Legged robots make up an excellent alternative to wheeled robots for bringing automation in unstructured environments; their locomotion system allows for using discrete footholds to traverse uneven deformable terrain with extreme discontinuities and slopes, and for interacting effectively with the environment by properly adapting their impedance. Researchers have been struggling for more than 50 years to understand and mimic animal capabilities in terms of agility, energy efficiency, speed, and perception, and to build robots for real-world applications. Despite recent impressive forward leaps, numerous problems remain open and hinder the application of research results to practice. In this research program, we focus on fundamental research objectives that will allow bringing agile quadruped robots with inspection and manipulation capabilities into the precision agriculture (PA) domain. Driven by the need for increased quantity and quality of agricultural products, our main goal is to provide autonomous trained field assistants to take over significant agricultural tasks. ARGOS, a quadruped robot with a multifunctional manipulator, will be designed and built to move with agility between plant-rows, approach selected plants, monitor their condition, and transmit useful data to a central server. The system will be tested to perform autonomous locomotion over deformable/ discontinuous terrain, plant/fruit identification and monitoring. This research program includes analytical, simulation and experimental thrusts, and builds on our previous experience in designing, building, and controlling legged robots. Significant impacts on science, society and economy are foreseen. From a scientific perspective, significant progress in a number of fundamental research objectives will be achieved, including the design, actuation, control, motion planning, perception, manipulation, and power management. From a societal perspective, the benefits include the increased quantity/quality of agricultural products demanded, and the assistance to farmers in tedious, and dangerous tasks. From an economical perspective, robotized PA can decrease today’s huge labour demands, and increase productivity.
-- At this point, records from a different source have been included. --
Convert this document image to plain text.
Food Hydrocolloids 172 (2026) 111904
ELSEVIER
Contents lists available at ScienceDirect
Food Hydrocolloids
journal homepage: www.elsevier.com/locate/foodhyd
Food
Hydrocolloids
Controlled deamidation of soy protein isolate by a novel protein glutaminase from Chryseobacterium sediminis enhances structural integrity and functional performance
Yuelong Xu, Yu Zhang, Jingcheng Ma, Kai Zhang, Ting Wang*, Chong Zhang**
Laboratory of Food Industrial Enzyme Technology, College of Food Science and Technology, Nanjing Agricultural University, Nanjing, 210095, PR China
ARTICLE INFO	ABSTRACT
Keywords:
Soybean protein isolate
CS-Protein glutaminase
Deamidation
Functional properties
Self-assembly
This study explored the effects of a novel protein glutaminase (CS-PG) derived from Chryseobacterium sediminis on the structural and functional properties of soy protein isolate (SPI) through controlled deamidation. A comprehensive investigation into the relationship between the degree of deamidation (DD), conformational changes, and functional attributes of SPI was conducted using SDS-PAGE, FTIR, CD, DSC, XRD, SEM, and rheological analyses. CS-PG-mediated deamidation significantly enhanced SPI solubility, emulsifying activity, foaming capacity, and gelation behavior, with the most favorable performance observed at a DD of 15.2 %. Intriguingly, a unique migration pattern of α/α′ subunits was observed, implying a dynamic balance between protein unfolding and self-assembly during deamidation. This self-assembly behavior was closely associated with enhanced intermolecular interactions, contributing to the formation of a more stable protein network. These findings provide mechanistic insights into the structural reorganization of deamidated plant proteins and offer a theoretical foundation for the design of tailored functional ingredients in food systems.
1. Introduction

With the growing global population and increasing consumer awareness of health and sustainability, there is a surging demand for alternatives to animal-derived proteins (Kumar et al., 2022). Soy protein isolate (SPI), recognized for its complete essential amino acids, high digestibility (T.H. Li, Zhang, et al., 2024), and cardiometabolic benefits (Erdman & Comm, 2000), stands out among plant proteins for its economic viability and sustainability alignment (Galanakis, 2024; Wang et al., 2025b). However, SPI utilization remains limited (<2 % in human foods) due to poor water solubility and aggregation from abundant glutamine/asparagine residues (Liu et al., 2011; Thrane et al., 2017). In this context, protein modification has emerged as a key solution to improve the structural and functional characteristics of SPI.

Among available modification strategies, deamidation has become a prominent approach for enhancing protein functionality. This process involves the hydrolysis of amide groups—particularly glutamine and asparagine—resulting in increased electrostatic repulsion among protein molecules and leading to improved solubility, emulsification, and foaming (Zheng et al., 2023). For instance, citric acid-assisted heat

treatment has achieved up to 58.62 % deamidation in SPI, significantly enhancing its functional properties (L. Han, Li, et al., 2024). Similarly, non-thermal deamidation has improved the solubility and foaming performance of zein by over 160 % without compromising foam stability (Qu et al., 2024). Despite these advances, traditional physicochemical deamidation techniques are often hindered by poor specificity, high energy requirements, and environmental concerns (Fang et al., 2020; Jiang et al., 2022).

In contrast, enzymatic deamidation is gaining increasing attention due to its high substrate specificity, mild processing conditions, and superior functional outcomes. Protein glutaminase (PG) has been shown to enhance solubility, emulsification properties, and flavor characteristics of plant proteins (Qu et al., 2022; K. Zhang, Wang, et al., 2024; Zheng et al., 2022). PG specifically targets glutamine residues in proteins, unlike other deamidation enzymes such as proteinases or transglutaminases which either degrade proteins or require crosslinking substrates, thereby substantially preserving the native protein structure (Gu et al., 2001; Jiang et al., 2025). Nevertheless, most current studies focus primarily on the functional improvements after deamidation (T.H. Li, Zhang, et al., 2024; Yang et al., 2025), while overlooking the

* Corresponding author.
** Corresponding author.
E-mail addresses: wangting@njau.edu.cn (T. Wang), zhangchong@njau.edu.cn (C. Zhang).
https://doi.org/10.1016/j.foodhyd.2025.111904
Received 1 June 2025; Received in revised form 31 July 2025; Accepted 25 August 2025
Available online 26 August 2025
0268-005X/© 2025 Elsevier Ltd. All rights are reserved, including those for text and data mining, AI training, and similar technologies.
“i-MARINE” aims at developing and applying computational and experimental tools for introducing smart components in the propulsion system of commercial passenger and cargo vessels. The vision of “i-MARINE” is the research and development of the required technology for transforming a conventional propulsion shaft arrangement, presently characterized by sub-optimal performance, low adaptivity to operational/weather conditions and aging, and lack of fail-safe mechanisms, into an intelligent, controllable and adaptive system, capable of sensing component status, controlling system performance and reacting in the case of critical behavior. A critical failure in the shafting system leads inevitably to a runaway situation, with enormous cost and substantial risk of life and property at sea. “i-MARINE” will enable vessels to avoid large-scale damages and to sustain small scale damages in bearings by appropriately adjusting the shafting system. The innovation lies in putting the design focus on the actual operational profile of the shafting system, and on introducing cutting-edge technology tools, in terms of (a) advanced numerical simulation methods for modeling the behavior of the ship hull, the propulsion shaft and the bearings, (b) intelligent sensors, data acquisition and data processing for determining the present condition of the system components, and (c) adaptive control techniques to adjust operational parameters of the system for optimal response. The goals of “i-MARINE” will be achieved in a holistic manner, by studying the whole propulsion train, from the main engine to the vessel propeller, taking into consideration the different conditions throughout the vessel’s life. Implementation of the project’s results in marine propulsion systems is expected to have a significant impact on the economic and environmental efficiency of vessel, by minimizing power losses, fuel consumption and exhaust gas emissions and substantially increase reliability, decrease failure rates and the corresponding costs, and improve performance, in comparison to conventional designs.